Being considered as property, enslaved men and women were not legal persons who could enter into contracts, including marriage. Essentially, they had no choice in family or marriage as children largely became the property of the slave owner. It is a well-known fact that slave-owners fathered children with their slaves while some encouraged marriage to protect their investment in their slaves. In 1808 when Congress banned the Trans-Atlantic Slave Trade, slave owners were no longer able to import enslaved Africans who would work as skilled laborers on plantations or on public projects. Thus, many owners started forcing enslaved men like Charles McGruder to procreate.
McGruder “was basically rented out to go from plantation to plantation to breed with other African women,” said Marie McGruder, the great-great-grandchild of McGruder.
Marie said that just as the enslaved African women her great-great-grandfather got involved with had no choice in marriage or family, McGruder was also “surviving himself.” Marie, who now runs the family farm, is among other descendants of McGruder who shared his story with ABC News this month in hopes of finding each other. They believe that McGruder is the “patriarch” to most Black people from Alabama with the surname McGruder.
According to J.R. Rothstein, his great-great-great-grandfather may have had up to 100 children, though records say he had at least 40. He said that of the children McGruder had, each of them had their own children — about a dozen — who also went on to have a dozen more. In effect, many Black people from Alabama with the surname McGruder can trace their lineage back to McGruder, the family said.
95-year-old Lucille Burden Osborne said while growing up in a house that contained family members who had survived slavery, she heard stories about her great-grandfather, McGruder. “Evidently old man Charles McGruder must have been an important person to the community because we would hear his name many, many times,” Osborne told ABC News. “But nobody seemed to want to discuss how Charles fit into that slave situation, and it seemed like everybody would whisper when they were talking about Charles.”
“So this is what stands out in my mind — that he must have been the big daddy … because during his early years, he was considered a [slave] breeder.”
Born as a slave in North Carolina in 1822, McGruder was emancipated after the Civil War.
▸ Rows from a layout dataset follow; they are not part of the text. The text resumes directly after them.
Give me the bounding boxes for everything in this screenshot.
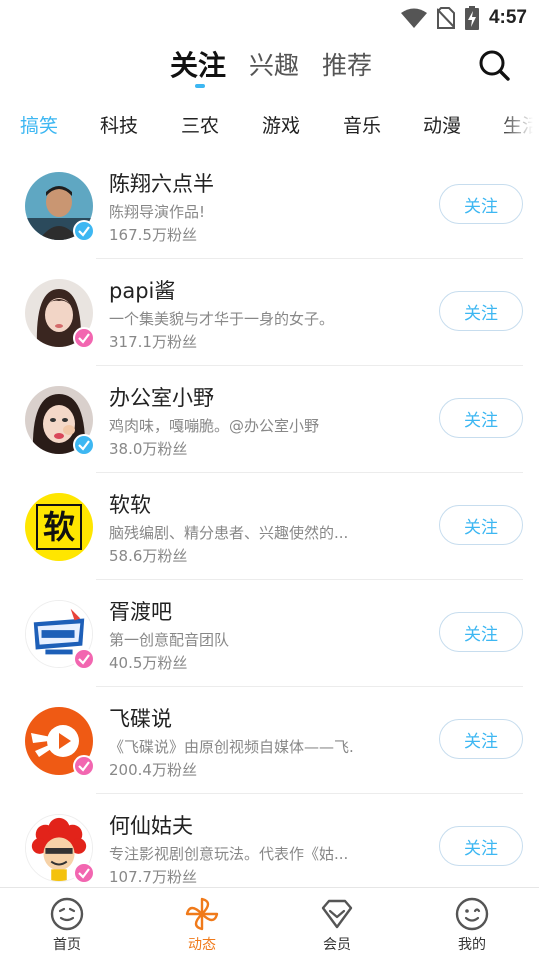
channel-name[interactable]: papi酱	[109, 275, 175, 305]
avatar[interactable]	[25, 279, 95, 349]
list-item[interactable]: 胥渡吧 第一创意配音团队 40.5万粉丝 关注	[0, 580, 539, 687]
category-bar: 搞笑 科技 三农 游戏 音乐 动漫 生活	[0, 108, 539, 142]
battery-charging-icon	[464, 6, 479, 30]
avatar[interactable]	[25, 172, 95, 242]
channel-description: 《飞碟说》由原创视频自媒体——飞.	[109, 738, 354, 756]
nav-dynamic[interactable]: 动态	[162, 896, 242, 954]
fans-count: 167.5万粉丝	[109, 226, 197, 244]
tab-interest[interactable]: 兴趣	[249, 46, 299, 82]
active-tab-indicator	[195, 84, 205, 88]
channel-name[interactable]: 软软	[109, 489, 151, 519]
category-music[interactable]: 音乐	[343, 111, 381, 138]
category-anime[interactable]: 动漫	[423, 111, 461, 138]
channel-description: 第一创意配音团队	[109, 631, 230, 649]
pinwheel-icon	[185, 897, 219, 931]
status-bar: 4:57	[0, 0, 539, 36]
channel-name[interactable]: 何仙姑夫	[109, 810, 193, 840]
follow-button[interactable]: 关注	[439, 826, 523, 866]
nav-vip-label: 会员	[323, 937, 351, 953]
channel-name[interactable]: 胥渡吧	[109, 596, 172, 626]
channel-description: 陈翔导演作品!	[109, 203, 206, 221]
no-sim-icon	[436, 7, 455, 29]
category-fade	[499, 108, 539, 142]
list-item[interactable]: 何仙姑夫 专注影视剧创意玩法。代表作《姑... 107.7万粉丝 关注	[0, 794, 539, 901]
channel-description: 专注影视剧创意玩法。代表作《姑...	[109, 845, 349, 863]
fans-count: 38.0万粉丝	[109, 440, 188, 458]
nav-home-label: 首页	[53, 937, 81, 953]
wifi-icon	[400, 8, 427, 28]
smiley-home-icon	[50, 897, 84, 931]
avatar[interactable]	[25, 386, 95, 456]
verified-badge-icon	[73, 862, 95, 884]
fans-count: 317.1万粉丝	[109, 333, 197, 351]
nav-vip[interactable]: 会员	[297, 896, 377, 954]
fans-count: 107.7万粉丝	[109, 868, 197, 886]
category-tech[interactable]: 科技	[100, 111, 138, 138]
nav-me-label: 我的	[458, 937, 486, 953]
category-games[interactable]: 游戏	[262, 111, 300, 138]
verified-badge-icon	[73, 434, 95, 456]
channel-name[interactable]: 办公室小野	[109, 382, 214, 412]
smiley-wink-icon	[455, 897, 489, 931]
verified-badge-icon	[73, 755, 95, 777]
channel-list: 陈翔六点半 陈翔导演作品! 167.5万粉丝 关注 papi酱 一个集美貌与才华…	[0, 152, 539, 901]
status-time: 4:57	[488, 7, 527, 28]
category-funny[interactable]: 搞笑	[20, 111, 58, 138]
category-agriculture[interactable]: 三农	[181, 111, 219, 138]
fans-count: 200.4万粉丝	[109, 761, 197, 779]
bottom-nav: 首页 动态 会员 我的	[0, 887, 539, 961]
avatar[interactable]	[25, 707, 95, 777]
verified-badge-icon	[73, 220, 95, 242]
follow-button[interactable]: 关注	[439, 398, 523, 438]
list-item[interactable]: 陈翔六点半 陈翔导演作品! 167.5万粉丝 关注	[0, 152, 539, 259]
fans-count: 58.6万粉丝	[109, 547, 188, 565]
verified-badge-icon	[73, 648, 95, 670]
list-item[interactable]: papi酱 一个集美貌与才华于一身的女子。 317.1万粉丝 关注	[0, 259, 539, 366]
nav-dynamic-label: 动态	[188, 937, 216, 953]
top-tabs: 关注 兴趣 推荐	[0, 40, 539, 90]
follow-button[interactable]: 关注	[439, 505, 523, 545]
follow-button[interactable]: 关注	[439, 184, 523, 224]
follow-button[interactable]: 关注	[439, 719, 523, 759]
list-item[interactable]: 办公室小野 鸡肉味，嘎嘣脆。@办公室小野 38.0万粉丝 关注	[0, 366, 539, 473]
follow-button[interactable]: 关注	[439, 291, 523, 331]
list-item[interactable]: 飞碟说 《飞碟说》由原创视频自媒体——飞. 200.4万粉丝 关注	[0, 687, 539, 794]
tab-recommend[interactable]: 推荐	[322, 46, 372, 82]
follow-button[interactable]: 关注	[439, 612, 523, 652]
nav-home[interactable]: 首页	[27, 896, 107, 954]
channel-description: 脑残编剧、精分患者、兴趣使然的...	[109, 524, 349, 542]
channel-name[interactable]: 陈翔六点半	[109, 168, 214, 198]
avatar[interactable]	[25, 600, 95, 670]
channel-description: 一个集美貌与才华于一身的女子。	[109, 310, 335, 328]
verified-badge-icon	[73, 327, 95, 349]
search-icon[interactable]	[477, 48, 511, 82]
avatar-logo-text: 软	[42, 508, 75, 546]
channel-name[interactable]: 飞碟说	[109, 703, 172, 733]
channel-description: 鸡肉味，嘎嘣脆。@办公室小野	[109, 417, 320, 435]
tab-follow[interactable]: 关注	[170, 44, 226, 84]
nav-me[interactable]: 我的	[432, 896, 512, 954]
fans-count: 40.5万粉丝	[109, 654, 188, 672]
list-item[interactable]: 软 软软 脑残编剧、精分患者、兴趣使然的... 58.6万粉丝 关注	[0, 473, 539, 580]
avatar-image: 软	[25, 493, 93, 561]
avatar[interactable]: 软	[25, 493, 93, 561]
avatar[interactable]	[25, 814, 95, 884]
diamond-icon	[321, 899, 353, 929]
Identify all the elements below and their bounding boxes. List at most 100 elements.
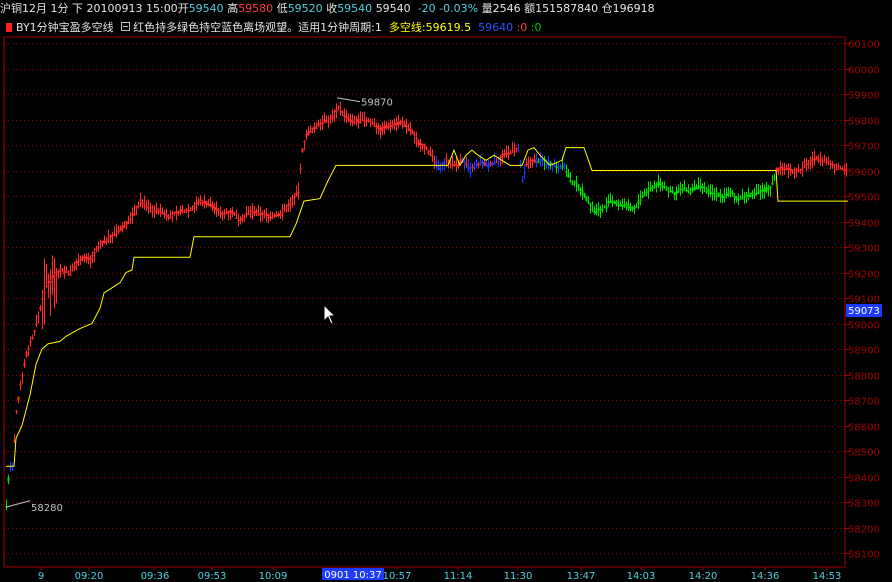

After years of sharecropping, he purchased land in 1877 near Sawyerville, in Hale County, which some of his family still owns. McGruder also changed the spelling of his family’s surname. His white owner was Magruder, the original spelling of the McGruder last name. McGruder’s family believes he changed the last name to show his “independence.” Jill Magruder, who is a descendant of the white Magruders, recently found out that the white Magruders and Black McGruders are linked by blood. She is currently mapping out the family tree.